Publicado no Estadão
DORA KRAMER
Encerrada a fase de exame da segunda leva dos embargos de declaração apresentados pelos réus do processo do mensalão no Supremo Tribunal Federal, o Congresso Nacional está prestes a tornar-se refém de uma sinuca construída com as próprias mãos, sustentada na ausência de bom senso e alimentada por uma visão deformada de preservação da autonomia do Poder.
Não bastasse ter mantido a condição parlamentar de Natan Donadon, atualmente residente no presídio da Papuda, Câmara e Senado podem ganhar em breve a companhia de mais dois detentos: os deputados Pedro Henry e Valdemar Costa Neto, integrantes do grupo dos condenados sem direito a recursos passíveis de modificação das sentenças.
Deixemos por ora de lado o caso do deputado e ex-presidente da Câmara João Paulo Cunha, condenado por corrupção passiva e lavagem de dinheiro, mas com chance de ser absolvido neste último crime por força de embargo infringente.
Sobre isso a Corte vai se debruçar no primeiro semestre do próximo ano, não para anular punições, mas para estabelecer novo regime de cumprimento da pena de um, de outro, de nenhum ou de todos que tenham esse direito. Falemos apenas dos dois deputados em via de receber o veredito final depois de publicado o acórdão relativo a essa etapa.
E por que, então, a referência também ao Senado? Porque o assunto ficará em suspenso e durante algum tempo o Parlamento terá triplicado a sua população carcerária devido à recusa das duas Casas a fazer a sua parte a tempo e à hora.
Postergou o quanto pôde a votação da chamada PEC dos mensaleiros que prevê a perda imediata de mandatos em casos de condenações criminais, de autoria do senador Jarbas Vasconcelos. Quando finalmente foi aprovada no Senado em decorrência da vergonhosa manutenção do mandato de Donadon, ficou parada na Câmara e assim está há dois meses.
O Legislativo também protela a mais não poder a votação da emenda constitucional que muda de secreta para aberta a manifestação dos parlamentares.
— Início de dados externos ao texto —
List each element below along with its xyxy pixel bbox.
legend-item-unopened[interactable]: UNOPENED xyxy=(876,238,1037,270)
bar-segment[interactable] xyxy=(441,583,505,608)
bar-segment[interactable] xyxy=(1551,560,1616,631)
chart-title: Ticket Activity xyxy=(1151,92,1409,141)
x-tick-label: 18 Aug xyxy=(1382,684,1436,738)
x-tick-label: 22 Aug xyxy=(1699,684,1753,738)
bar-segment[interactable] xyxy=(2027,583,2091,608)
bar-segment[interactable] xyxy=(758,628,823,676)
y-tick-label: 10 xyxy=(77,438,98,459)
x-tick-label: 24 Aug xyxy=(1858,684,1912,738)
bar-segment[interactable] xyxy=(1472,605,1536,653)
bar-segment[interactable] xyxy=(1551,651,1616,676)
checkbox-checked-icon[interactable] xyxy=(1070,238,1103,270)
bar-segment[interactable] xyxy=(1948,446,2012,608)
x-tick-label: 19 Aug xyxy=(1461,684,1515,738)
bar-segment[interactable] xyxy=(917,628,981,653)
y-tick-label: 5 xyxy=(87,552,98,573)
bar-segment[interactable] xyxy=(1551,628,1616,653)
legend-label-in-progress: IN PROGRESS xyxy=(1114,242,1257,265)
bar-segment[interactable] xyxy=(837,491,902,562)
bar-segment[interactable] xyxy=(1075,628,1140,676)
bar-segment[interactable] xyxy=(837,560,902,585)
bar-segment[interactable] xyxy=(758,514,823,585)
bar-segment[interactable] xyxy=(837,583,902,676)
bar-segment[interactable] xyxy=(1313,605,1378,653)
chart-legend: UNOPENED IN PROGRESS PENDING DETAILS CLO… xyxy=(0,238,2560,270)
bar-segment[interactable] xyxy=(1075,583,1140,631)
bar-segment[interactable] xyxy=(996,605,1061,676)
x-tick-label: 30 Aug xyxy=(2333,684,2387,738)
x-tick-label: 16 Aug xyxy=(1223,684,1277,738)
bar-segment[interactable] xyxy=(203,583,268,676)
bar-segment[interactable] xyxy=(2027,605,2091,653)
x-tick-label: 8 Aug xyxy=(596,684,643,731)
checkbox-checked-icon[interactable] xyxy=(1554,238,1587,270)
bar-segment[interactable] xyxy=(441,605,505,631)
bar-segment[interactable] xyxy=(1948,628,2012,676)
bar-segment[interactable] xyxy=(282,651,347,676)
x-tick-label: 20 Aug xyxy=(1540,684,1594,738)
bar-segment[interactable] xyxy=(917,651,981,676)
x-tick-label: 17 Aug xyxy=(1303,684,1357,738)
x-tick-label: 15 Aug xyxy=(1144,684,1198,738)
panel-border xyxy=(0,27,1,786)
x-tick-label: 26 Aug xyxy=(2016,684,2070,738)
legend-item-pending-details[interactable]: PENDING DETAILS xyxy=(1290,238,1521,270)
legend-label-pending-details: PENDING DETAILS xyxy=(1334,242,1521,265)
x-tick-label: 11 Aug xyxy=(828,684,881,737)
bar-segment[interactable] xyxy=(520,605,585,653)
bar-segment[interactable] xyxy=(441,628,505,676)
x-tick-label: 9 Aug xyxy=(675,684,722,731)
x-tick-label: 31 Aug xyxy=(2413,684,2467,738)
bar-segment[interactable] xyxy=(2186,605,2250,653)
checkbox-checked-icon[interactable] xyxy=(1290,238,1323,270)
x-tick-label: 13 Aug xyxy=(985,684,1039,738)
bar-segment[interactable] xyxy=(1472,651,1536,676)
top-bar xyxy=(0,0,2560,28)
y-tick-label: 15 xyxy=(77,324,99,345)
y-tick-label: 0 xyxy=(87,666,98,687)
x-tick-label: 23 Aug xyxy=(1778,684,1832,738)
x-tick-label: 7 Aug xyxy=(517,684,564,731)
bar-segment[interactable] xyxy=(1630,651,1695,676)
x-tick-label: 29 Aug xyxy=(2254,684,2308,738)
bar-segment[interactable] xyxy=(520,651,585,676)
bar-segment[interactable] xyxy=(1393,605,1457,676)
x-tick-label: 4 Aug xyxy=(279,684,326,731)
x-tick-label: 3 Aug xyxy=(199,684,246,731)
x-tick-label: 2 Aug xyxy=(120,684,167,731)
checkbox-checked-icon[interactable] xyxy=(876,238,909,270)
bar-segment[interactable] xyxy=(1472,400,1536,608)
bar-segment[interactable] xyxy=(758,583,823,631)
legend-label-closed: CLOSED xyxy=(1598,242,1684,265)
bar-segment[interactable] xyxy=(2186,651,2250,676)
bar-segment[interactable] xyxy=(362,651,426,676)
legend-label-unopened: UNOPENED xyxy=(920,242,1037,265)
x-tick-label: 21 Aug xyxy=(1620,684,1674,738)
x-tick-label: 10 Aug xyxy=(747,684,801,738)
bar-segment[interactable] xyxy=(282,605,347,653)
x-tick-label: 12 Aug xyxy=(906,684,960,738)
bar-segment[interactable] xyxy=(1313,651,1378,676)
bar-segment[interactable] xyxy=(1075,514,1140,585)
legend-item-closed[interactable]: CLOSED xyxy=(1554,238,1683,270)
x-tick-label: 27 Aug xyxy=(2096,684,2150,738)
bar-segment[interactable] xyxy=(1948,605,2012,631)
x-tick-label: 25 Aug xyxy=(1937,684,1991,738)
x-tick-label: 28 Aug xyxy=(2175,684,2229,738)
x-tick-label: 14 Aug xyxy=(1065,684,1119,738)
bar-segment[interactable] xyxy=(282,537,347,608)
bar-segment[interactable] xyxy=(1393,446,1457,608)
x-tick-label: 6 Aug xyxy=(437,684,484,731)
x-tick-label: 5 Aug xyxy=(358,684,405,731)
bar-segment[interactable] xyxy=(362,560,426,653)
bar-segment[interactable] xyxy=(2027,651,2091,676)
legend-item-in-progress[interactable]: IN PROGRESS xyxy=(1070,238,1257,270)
Há duas propostas: uma na Câmara, outra no Senado, ambas emperradas na resistência de suas excelências a enfrentar o dilema de abrir o sigilo para todo o tipo de votação ou só para os casos de cassações.
Ao mesmo tempo, a Mesa da Câmara entende que o STF não tem a palavra final e o presidente da Casa, Henrique Alves, disse que não levará cassações ao plenário enquanto não for resolvida a questão do voto secreto.
Ou seja, nada anda nessa embolada. Ou pelo menos não anda no ritmo correspondente a um problema que só admite um resultado – o afastamento de condenados – e, portanto, já poderia e deveria ter sido solucionado livrando o Congresso de mais essa afronta ao princípio do decoro parlamentar.
Milonga. A Lei de Mídia posta em vigor recentemente na Argentina com o objetivo de destruir o Grupo Clarín por sua oposição ao governo de Cristina Kirchner foi criada sob o argumento de que seria necessário impedir monopólios nos meios de comunicação e democratizar a informação.
Reeleito presidente do PT, Rui Falcão anunciou que o partido trabalhará “por uma mídia mais democrática”, baseada num modelo que tenha “mais agentes emissores e que coíba a ação dos monopólios e oligopólios”.
Inspiração e argumentação absolutamente iguais. Falcão tenta marcar diferença dizendo que o PT vai propor regulamento constitucional para banir “qualquer tipo de censura”.
Não precisa. Isso já está muito claro no inciso 9 do artigo 5º: “É livre a expressão da atividade intelectual, artística, científica e de comunicação, independentemente de censura ou licença”.